Ekonom UI: Tarif cukai rokok harus dikawal



KONTAN.CO.ID -JAKARTA. Pemerintah menetapkan tarif cukai hasil tembakau (CHT) atau cukai rokok secara rata-rata naik 23% dan 35% harga jual eceran rata-rata.

Ekonom Fakultas Ekonomi dan Bisnis Universitas Indonesia (UI) Abdillah Hasan menilai keputusan pemerintah ini senada dengan pertimbangan tingkat inflasi ditambah dengan pertumbuhan ekonomi selama dua tahun terakhir dengan total sekitar 17%.

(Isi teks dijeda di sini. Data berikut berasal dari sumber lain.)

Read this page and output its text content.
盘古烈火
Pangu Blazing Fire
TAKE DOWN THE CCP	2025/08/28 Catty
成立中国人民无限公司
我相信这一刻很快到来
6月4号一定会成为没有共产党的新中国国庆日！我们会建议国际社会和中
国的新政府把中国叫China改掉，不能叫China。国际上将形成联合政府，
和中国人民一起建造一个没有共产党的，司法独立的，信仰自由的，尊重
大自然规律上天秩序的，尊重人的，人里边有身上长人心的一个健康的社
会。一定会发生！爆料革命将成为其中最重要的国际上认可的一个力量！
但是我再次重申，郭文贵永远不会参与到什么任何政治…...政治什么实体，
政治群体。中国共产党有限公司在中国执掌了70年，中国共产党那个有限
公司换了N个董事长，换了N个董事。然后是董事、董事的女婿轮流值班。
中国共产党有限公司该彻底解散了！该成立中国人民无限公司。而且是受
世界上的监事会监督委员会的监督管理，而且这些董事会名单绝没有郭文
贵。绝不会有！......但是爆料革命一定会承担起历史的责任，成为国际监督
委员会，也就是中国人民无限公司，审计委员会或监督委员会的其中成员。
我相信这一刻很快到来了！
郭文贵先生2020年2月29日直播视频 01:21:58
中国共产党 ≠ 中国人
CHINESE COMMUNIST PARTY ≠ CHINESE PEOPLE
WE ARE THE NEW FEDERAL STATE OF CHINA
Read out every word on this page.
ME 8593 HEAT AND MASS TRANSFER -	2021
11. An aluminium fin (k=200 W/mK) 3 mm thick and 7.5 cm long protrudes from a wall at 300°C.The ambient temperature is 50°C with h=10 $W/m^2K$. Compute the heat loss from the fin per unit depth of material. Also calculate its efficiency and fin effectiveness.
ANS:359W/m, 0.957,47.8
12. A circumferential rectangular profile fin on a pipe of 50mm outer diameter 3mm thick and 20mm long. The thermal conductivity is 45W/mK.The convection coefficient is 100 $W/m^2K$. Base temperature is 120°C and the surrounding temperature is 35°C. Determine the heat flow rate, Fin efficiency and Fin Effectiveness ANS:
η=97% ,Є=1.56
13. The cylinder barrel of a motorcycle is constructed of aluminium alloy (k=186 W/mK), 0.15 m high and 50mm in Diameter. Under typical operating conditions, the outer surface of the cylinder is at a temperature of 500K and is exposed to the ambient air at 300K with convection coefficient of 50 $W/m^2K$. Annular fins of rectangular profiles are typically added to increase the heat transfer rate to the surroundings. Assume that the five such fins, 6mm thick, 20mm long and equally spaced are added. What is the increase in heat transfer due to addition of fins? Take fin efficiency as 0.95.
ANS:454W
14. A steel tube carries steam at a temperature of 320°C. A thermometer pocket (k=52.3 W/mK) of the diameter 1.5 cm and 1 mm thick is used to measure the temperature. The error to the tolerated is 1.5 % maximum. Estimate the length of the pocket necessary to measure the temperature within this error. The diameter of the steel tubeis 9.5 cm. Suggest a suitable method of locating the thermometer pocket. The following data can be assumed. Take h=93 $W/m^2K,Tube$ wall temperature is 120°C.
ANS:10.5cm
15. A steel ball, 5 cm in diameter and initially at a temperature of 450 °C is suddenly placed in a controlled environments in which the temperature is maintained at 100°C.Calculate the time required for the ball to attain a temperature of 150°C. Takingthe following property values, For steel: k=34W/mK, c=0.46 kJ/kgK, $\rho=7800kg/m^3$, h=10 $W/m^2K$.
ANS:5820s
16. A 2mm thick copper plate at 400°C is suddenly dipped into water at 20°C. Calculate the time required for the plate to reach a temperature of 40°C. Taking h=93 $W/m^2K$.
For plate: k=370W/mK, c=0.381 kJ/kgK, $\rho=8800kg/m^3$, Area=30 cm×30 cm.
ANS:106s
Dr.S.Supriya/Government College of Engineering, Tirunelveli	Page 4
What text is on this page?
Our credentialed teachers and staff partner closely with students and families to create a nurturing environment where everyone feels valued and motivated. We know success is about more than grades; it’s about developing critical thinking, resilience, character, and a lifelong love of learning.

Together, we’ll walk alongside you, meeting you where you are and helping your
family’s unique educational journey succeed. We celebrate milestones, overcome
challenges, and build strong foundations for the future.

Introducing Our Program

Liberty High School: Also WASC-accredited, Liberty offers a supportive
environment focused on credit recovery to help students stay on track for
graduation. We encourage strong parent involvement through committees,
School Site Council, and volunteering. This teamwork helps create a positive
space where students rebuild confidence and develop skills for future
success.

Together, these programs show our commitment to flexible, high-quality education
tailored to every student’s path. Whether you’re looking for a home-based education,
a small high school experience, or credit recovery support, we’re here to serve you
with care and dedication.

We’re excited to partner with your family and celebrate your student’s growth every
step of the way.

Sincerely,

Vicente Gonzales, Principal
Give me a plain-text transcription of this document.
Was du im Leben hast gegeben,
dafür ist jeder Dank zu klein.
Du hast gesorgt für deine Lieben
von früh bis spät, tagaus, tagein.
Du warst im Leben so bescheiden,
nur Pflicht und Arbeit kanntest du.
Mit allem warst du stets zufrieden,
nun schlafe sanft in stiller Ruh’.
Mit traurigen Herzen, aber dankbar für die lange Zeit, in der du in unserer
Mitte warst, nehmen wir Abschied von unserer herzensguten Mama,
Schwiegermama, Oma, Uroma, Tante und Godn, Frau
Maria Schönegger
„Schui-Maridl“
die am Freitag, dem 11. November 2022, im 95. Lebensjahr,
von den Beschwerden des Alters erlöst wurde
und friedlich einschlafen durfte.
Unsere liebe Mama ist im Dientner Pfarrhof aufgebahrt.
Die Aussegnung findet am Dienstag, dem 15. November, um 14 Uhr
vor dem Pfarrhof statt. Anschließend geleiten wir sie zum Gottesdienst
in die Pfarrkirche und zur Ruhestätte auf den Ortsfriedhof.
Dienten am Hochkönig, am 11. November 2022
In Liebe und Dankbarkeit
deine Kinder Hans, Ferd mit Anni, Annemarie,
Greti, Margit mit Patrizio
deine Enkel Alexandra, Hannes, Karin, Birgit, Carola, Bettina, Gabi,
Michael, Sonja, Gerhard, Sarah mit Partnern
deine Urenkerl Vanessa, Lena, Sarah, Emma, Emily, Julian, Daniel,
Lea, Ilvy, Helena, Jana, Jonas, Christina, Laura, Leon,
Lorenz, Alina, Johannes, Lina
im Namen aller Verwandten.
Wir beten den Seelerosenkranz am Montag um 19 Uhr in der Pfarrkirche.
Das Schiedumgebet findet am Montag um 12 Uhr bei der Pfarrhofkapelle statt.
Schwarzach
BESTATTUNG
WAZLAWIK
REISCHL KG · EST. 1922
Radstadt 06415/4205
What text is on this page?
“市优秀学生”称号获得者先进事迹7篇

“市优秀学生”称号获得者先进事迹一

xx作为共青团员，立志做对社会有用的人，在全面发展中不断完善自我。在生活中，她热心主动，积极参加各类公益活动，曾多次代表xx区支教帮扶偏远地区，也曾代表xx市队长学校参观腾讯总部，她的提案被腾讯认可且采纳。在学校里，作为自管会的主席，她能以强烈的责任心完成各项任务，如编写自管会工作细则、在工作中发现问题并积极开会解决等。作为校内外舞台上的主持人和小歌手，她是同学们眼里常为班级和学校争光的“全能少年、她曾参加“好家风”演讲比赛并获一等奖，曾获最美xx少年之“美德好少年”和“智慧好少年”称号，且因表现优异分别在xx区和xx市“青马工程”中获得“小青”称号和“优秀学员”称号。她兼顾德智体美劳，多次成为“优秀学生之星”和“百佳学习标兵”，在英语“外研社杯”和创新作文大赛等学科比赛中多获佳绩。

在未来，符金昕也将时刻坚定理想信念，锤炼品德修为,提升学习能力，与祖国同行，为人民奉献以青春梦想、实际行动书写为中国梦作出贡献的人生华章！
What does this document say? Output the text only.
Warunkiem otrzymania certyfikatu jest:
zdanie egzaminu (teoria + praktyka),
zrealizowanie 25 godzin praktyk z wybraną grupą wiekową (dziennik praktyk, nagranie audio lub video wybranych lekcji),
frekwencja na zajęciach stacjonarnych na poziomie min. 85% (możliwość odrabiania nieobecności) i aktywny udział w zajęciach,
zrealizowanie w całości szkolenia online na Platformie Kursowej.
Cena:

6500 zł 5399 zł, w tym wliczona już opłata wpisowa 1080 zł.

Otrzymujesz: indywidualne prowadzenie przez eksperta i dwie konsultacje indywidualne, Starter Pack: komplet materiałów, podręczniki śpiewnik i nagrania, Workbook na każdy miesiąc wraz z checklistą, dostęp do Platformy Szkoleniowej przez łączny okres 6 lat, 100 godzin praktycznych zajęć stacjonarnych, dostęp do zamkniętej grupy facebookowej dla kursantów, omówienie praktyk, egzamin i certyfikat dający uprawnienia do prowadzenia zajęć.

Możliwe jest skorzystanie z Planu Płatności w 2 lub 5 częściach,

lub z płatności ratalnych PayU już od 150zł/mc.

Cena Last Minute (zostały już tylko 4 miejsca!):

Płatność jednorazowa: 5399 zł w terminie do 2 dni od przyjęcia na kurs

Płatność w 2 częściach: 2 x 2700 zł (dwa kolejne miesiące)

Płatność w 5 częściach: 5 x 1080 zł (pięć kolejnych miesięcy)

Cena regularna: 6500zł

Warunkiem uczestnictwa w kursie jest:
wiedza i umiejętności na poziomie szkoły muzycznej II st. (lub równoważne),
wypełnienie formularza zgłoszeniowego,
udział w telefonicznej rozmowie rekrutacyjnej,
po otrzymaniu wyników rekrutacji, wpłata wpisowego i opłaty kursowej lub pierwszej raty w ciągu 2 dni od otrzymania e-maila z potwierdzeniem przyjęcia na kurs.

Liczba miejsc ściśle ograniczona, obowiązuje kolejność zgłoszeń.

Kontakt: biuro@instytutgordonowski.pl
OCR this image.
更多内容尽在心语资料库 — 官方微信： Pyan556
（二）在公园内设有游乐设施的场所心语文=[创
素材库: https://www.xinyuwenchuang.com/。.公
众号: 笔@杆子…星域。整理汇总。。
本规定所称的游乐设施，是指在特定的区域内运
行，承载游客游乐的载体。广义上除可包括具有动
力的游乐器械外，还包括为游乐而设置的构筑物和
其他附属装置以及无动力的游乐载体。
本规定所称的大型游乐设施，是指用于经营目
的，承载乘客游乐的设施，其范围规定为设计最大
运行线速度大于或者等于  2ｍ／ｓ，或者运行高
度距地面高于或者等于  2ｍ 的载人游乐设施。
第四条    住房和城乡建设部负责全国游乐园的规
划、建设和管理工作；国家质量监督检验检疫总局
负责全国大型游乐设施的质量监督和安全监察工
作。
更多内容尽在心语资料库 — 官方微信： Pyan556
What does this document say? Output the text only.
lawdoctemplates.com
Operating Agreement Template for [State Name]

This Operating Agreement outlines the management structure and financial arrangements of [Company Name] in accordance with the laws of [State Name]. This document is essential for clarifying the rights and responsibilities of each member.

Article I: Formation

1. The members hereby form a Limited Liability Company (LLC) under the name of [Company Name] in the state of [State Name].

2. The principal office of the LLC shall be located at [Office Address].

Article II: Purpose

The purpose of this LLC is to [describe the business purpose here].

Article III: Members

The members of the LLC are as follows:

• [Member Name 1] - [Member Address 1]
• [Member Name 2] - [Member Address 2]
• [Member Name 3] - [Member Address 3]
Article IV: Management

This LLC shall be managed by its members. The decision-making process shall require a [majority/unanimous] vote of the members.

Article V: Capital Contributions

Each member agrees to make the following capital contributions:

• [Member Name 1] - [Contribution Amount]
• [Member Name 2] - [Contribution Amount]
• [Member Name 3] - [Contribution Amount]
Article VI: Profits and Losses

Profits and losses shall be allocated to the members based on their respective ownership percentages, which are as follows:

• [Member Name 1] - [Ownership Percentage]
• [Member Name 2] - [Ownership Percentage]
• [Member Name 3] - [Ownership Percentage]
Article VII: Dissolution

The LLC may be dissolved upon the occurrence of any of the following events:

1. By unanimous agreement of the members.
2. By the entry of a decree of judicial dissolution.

Baca Juga: BKF: Tarif cukai hasil tembakau tahun depan naik 23% karena dirapel


Sedangkan kenaikan harga rata-rata yang diumumkan adalah melebihi ekspektasi tarif CHT dan harga jual eceran. Menurut Abdillah rincian kebijakan ini perlu dikawal agar efektif dalam menurunkan konsumsi rokok.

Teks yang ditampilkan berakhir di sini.